Erna Alić, Undergraduate Student at University of Connecticut

Erna Alić is a senior at the University of Connecticut, pursuing a Bachelors in Psychology and Human Rights. She is currently vice president of Huskies for Refugees, member of the Students for Justice in Palestine and an intern for the ICTY Archives Project at the Dodd Human Rights Impact.



Claire Sarnowski, Genocide Education Advocate

Claire Sarnowski is a junior at Lakeridge High School in Lake Oswego, Oregon. She is an advocate for mandating Holocaust and Genocide Education for Oregon Schools, testifying and engaging in organized efforts on behalf of SB 664. Due to her efforts, the bill was passed and signed into law on July 15th, 2019.



Dr. Ellen Kennedy, Executive Director of World Without Genocide

Dr. Kennedy is the founder and Executive Director of World Without Genocide, and an adjunct professor at Mitchell Hamline School of Law. Kennedy is a member of the Edina Human Rights and Relations Commission, the United Nations Association of Minnesota Advisory Council, and is a board member of the FBI Minneapolis Citizens Academy Alumni Association and Forward Global Women.


Dr. Gregory Stanton, President of Genocide Watch

Dr. Gregory Stanton is the founding president and chairman of Genocide Watch. He also founded the Cambodian Genocide Project and the Alliance against Genocide. He contributed to UNSC Resolutions that formed the ICTR and was the president of the International Association of Genocide Scholars. His Ten Stages of Genocide model is taught in genocide education classes all over the US.


 Jennifer Kirby-McLemore, Legal Director of Genocide Watch

Ms. Kirby-McLemore is a legal associate with Genocide Watch. She has worked as the Office Manager/Event Coordinator for the Center for Judaic, Holocaust, and Peace Studies. Now as a legal contributor at Genocide Watch, she assists in the organization's effort to advocate on behalf of victims of genocide.



Tatjana Milovanović, Program Director of the Post-Conflict Research Center 

Tatjana holds an MA Degree in Democracy and Human Rights from the University of Sarajevo and University of Bologna, and a Law degree from the University of East Sarajevo.
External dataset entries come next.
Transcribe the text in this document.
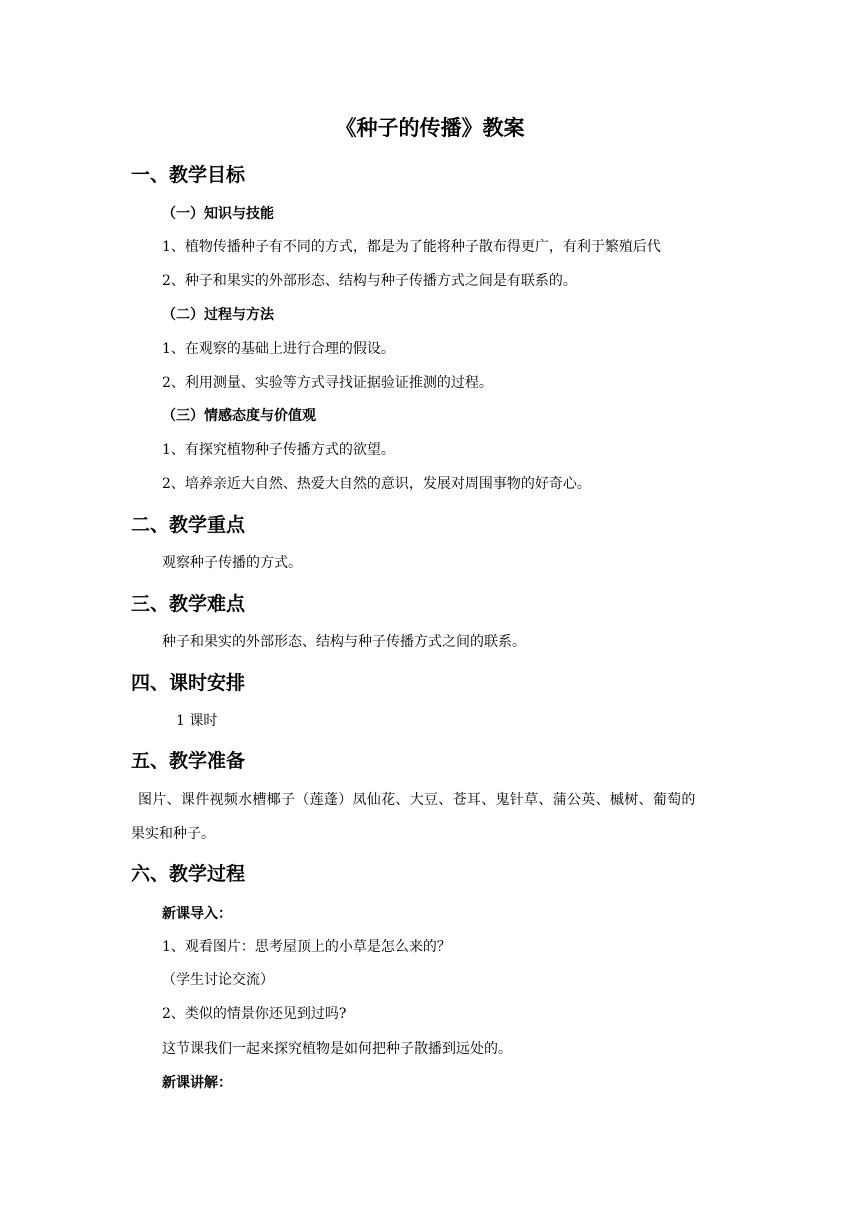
《种子的传播》教案
一、教学目标
（一）知识与技能
1、植物传播种子有不同的方式，都是为了能将种子散布得更广，有利于繁殖后代
2、种子和果实的外部形态、结构与种子传播方式之间是有联系的。
（二）过程与方法
1、在观察的基础上进行合理的假设。
2、利用测量、实验等方式寻找证据验证推测的过程。
（三）情感态度与价值观
1、有探究植物种子传播方式的欲望。
2、培养亲近大自然、热爱大自然的意识，发展对周围事物的好奇心。
二、教学重点
观察种子传播的方式。
三、教学难点
种子和果实的外部形态、结构与种子传播方式之间的联系。
四、课时安排
1 课时
五、教学准备
图片、课件视频水槽椰子（莲蓬）凤仙花、大豆、苍耳、鬼针草、蒲公英、槭树、葡萄的
果实和种子。
六、教学过程
新课导入：
1、观看图片：思考屋顶上的小草是怎么来的？
（学生讨论交流）
2、类似的情景你还见到过吗?
这节课我们一起来探究植物是如何把种子散播到远处的。
新课讲解：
She is currently enrolled in the Master of Advanced Studies in Transitional Justice, Human Rights, and the Rule of Law program at the Geneva Academy of International Humanitarian Law and Human Rights. In addition to her position as the Program Director of the Post-Conflict Research Center, she is also the Associate Editor of Balkan Diskurs.


Dr. David Pettigrew, Professor at Southern Connecticut State University

David Pettigrew is a Professor of Philosophy at Southern Connecticut State University (SCSU) where he has taught since 1987. He is a member of the Steering Committee of the Yale University Genocide Studies Program. He also serves as an International Expert Team Council Member of the Institute for the Research of Genocide Canada. On October 7, 2012, Professor Pettigrew served as a credentialed International Observer for the municipal elections in Srebrenica, Bosnia and Herzegovina.


Arnesa Buljušmic-Kustura, Operations Manager of Remembering Srebrenica

Arnesa's focus of interest is on genocide studies especially related to the Bosnian Genocide, Yugoslavia and its disintegration, Post-Traumatic Stress Disorder as it relates to genocide, war, domestic and interpersonal abuse, as well as feminism, socialism, Islamophobia, anti-refugee and anti-immigration sentiments and the Balkans at large, particularly how it all ties into one another. Her academic research and fields of interest are especially focused on a sociological approach and theorization on conflict and genocide.